Numeric vector of binary outcomes for the internal dataset (0 = control, 1 = case).

z_int

Numeric matrix of covariates for the internal dataset.

stratum_int

Numeric or factor vector defining the internal matched sets. Required.

y_ext

Numeric vector of binary outcomes for the external dataset (0 = control, 1 = case).

z_ext

Numeric matrix of covariates for the external dataset.

stratum_ext

Numeric or factor vector defining the external matched sets. Required.

etas

Numeric vector of candidate tuning values for \(\eta\). Required.

alpha

Elastic Net mixing parameter in \((0,1]\). Default 1 (Lasso).

lambda

Optional numeric vector of lambda values. If NULL, a lambda path is generated automatically for each eta.

nlambda

Integer. Number of lambda values to generate. Default 100.

lambda.min.ratio

Numeric in \((0,1)\). Ratio of minimum to maximum lambda. If NULL, set internally based on sample size vs. number of covariates.

nfolds

Number of cross-validation folds. Default 5.

criteria

Character string specifying the CV performance criterion. One of "loss" (default), "AUC", "CIndex", or "Brier".

message

Logical. If TRUE, prints progress messages. Default FALSE.

seed

Optional integer seed for reproducible fold assignment. Default NULL.

...

Additional arguments passed to ncc_indi_enet.

Value

A list of class "cv.ncc_indi_enet" containing:

best

A list with the global best \((\eta, \lambda)\): best_eta, best_lambda, best_beta, criteria.

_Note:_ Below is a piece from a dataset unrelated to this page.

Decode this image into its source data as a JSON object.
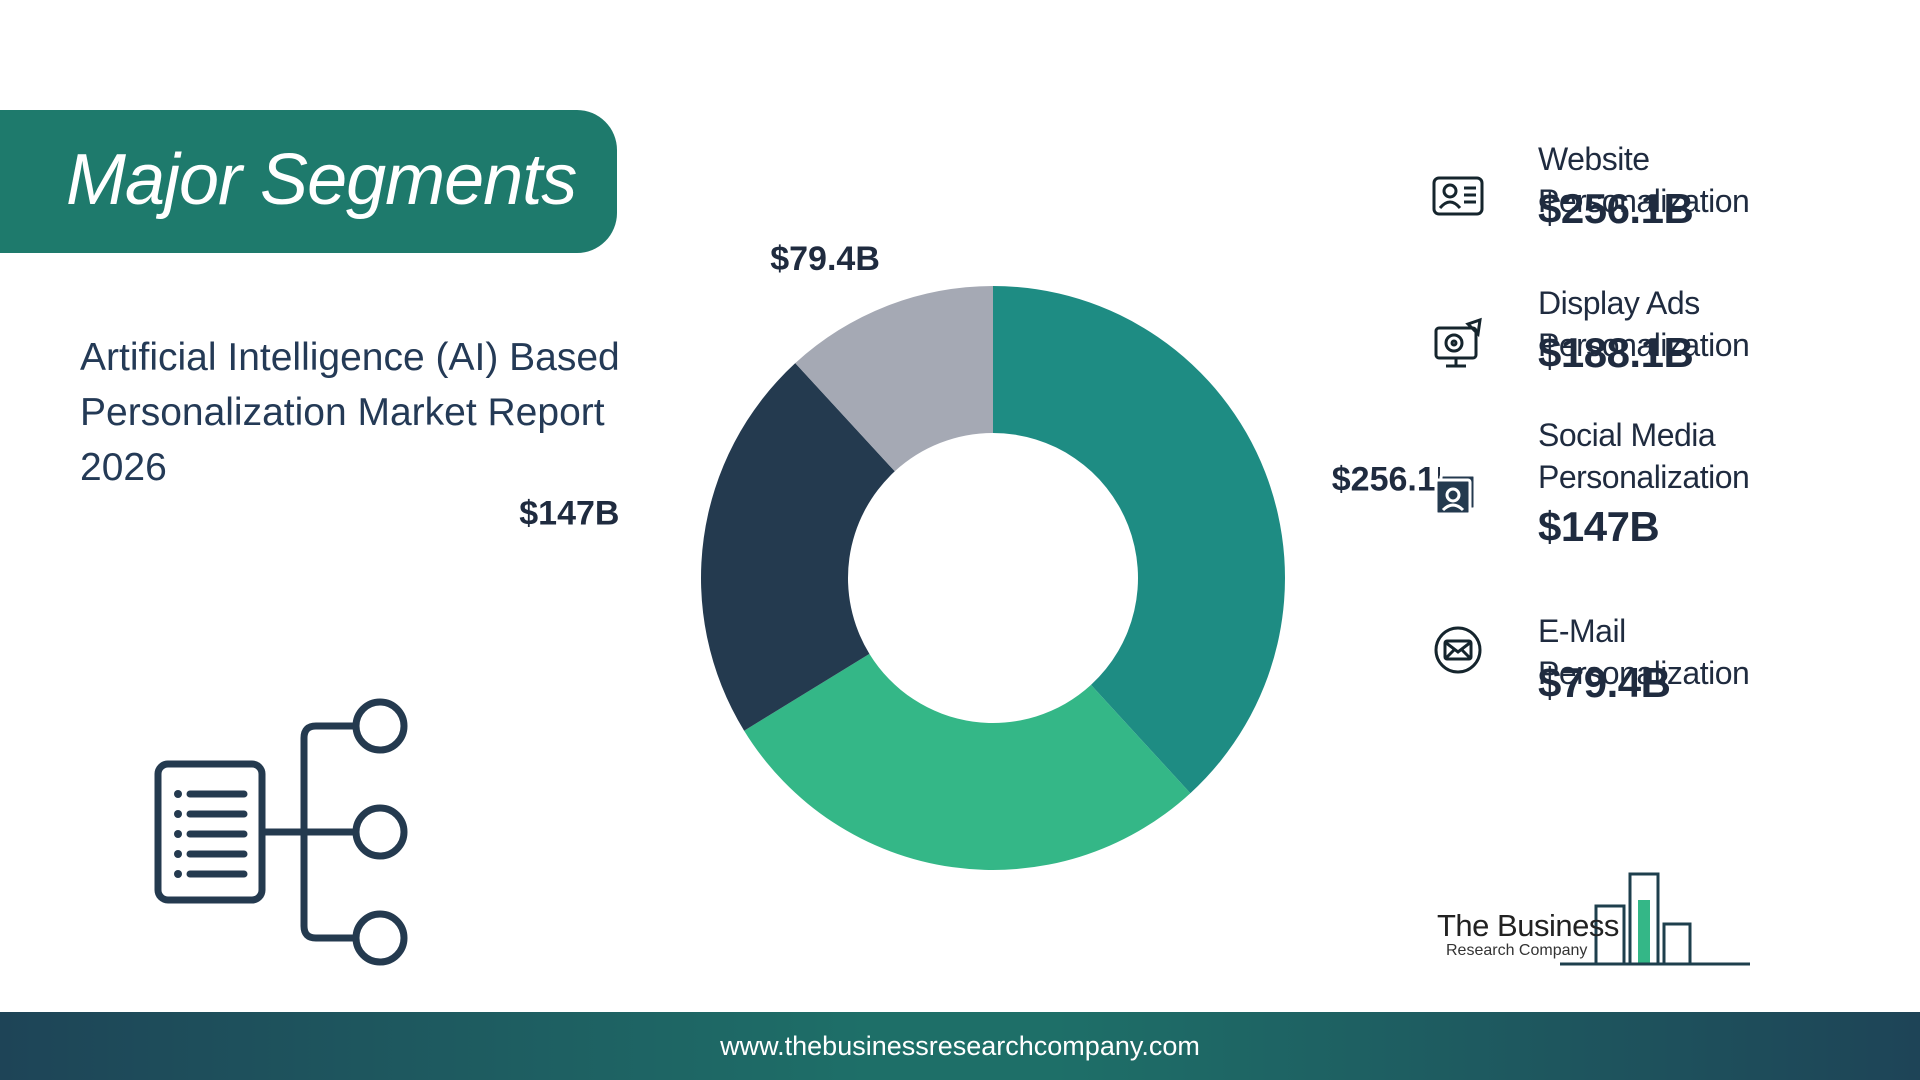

integrated_stat.full_results

A data.frame with the CV score for every \((\eta, \lambda)\) combination.

integrated_stat.best_per_eta

A data.frame with the best lambda and score for each eta.

integrated_stat.betahat_best

Matrix of full-data coefficients at the best lambda for each eta.

criteria

The CV criterion used.

alpha

The Elastic Net mixing parameter.

nfolds

The number of folds used.

Details

Cross-validation is performed at the stratum level on the internal dataset: each matched set is treated as an indivisible unit and assigned to a single fold using get_fold_cc. The external dataset is used in full during every training fold.

For each candidate eta, a full lambda path is fit on the complete internal + external data, and then K-fold CV is used to evaluate each lambda along this path. The function performs a 2D search over \((\eta, \lambda)\).

The criteria argument controls the CV performance metric:

  • "loss": Average negative conditional log-likelihood on held-out strata (lower is better).

  • "AUC": Matched-set AUC based on within-stratum comparisons (higher is better).

  • "CIndex": Alias for "AUC" in the 1:m matched setting.

  • "Brier": Conditional Brier score based on within-stratum softmax probabilities (lower is better).